问题
I have a while loop that reads data from a child process using blocking I/O by redirecting stdout
of the child process to the parent process. Normally, as soon as the child process exits, a blocking read()
in this case will return since the pipe that is read from is closed by the child process.
Now I have a case where the read()
call does not exit for a child process that finishes. The child process ends up in a zombie state, since the operating system is waiting for my code to reap it, but instead my code is blocking on the read()
call.
The child process itself does not have any child processes running at the time of the hang, and I do not see any file descriptors listed when looking in /proc/<child process PID>/fd
. The child process did however fork two daemon processes, whose purpose seems to be to monitor the child process (the child process is a proprietary application I do not have any control over, so it is hard to say for sure).
When run from a terminal, the child process I try to read()
from exits automatically, and in turn the daemon processes it forked terminate as well.
Linux version is 4.19.2.
What could be the reason of read()
not returning in this case?
Follow-up: How to avoid read() from hanging in the following situation?
回答1:
The child process did however fork two daemon processes ... What could be the reason of
read()
not returning in this case?
Forked processes still have the file descriptor open when the child terminates. Hence read
call never returns 0.
Those daemon processes should close all file descriptors and open files for logging.
回答2:
A possible reason (the most common) for read(2)

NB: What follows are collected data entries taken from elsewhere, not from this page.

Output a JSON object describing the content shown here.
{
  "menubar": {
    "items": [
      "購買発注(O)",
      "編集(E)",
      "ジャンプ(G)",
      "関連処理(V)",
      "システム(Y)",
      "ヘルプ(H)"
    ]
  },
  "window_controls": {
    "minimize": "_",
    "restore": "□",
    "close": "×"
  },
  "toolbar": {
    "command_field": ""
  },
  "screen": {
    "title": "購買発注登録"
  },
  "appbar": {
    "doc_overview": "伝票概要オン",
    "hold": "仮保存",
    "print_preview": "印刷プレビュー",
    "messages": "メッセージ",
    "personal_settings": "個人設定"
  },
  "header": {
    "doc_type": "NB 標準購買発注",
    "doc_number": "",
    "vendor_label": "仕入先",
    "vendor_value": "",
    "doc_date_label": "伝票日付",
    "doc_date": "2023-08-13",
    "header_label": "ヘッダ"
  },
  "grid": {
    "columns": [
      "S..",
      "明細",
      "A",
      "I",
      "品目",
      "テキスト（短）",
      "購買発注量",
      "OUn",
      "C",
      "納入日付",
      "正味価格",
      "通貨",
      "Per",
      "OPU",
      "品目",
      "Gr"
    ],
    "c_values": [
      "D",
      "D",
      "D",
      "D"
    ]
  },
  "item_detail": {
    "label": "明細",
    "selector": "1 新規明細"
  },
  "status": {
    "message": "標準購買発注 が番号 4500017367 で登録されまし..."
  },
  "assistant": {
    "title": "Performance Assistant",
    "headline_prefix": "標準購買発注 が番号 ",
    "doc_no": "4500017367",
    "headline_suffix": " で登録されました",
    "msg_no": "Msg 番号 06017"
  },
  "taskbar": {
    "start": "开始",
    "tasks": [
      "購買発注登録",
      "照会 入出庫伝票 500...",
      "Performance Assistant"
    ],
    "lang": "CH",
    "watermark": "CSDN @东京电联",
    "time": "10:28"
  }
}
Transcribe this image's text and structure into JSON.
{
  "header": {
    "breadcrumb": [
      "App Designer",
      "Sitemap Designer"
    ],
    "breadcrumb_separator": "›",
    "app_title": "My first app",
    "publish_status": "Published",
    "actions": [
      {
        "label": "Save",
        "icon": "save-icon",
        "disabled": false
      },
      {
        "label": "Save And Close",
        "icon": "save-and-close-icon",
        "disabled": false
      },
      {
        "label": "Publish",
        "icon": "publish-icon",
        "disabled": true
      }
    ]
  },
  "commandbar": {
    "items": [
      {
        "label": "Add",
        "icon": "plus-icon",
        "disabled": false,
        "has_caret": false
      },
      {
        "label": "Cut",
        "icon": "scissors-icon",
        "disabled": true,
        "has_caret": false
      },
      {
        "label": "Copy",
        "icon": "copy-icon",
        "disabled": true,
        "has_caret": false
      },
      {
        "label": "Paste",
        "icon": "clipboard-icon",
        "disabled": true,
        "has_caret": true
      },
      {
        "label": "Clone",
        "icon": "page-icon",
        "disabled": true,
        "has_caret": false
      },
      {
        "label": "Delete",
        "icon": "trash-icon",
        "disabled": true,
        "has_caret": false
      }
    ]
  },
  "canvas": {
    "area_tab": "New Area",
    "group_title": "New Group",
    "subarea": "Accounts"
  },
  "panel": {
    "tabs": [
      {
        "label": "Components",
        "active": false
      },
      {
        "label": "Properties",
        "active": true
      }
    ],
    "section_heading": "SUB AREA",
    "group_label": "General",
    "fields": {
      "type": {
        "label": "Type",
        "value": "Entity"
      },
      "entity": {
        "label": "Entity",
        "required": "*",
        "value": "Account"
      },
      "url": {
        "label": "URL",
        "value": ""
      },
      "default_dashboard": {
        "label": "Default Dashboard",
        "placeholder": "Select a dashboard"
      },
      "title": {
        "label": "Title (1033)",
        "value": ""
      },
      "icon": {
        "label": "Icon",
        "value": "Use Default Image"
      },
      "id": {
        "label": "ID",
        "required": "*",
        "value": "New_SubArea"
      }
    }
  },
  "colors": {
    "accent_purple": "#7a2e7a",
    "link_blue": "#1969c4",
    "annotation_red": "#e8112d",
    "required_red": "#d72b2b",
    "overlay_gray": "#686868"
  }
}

blocking on a pipe with a dead child, is that the parent has not closed the writing side of the pipe, so there's still an open (for writing) descriptor for that pipe. Close the writing side of the pipe in the parent process before reading from it. The child is dead (you said zombie) so it cannot be the process with the writing side of the pipe open. And don't forget to wait(2)
for the child in the parent, or you'll get a system full of zombies :)
Remember, you have to do two closes in your code:
One in the parent process, to close the writing side of the pipe, leaving the parent process with only a reading descriptor.
One in the child process (just before
exec(2)
ing) closing the reading side of the pipe, leaving the child process only with a writing descriptor.
In case you want to use the pipe(2)
to send information to the child, change the reading for writing and viceversa in the above two points.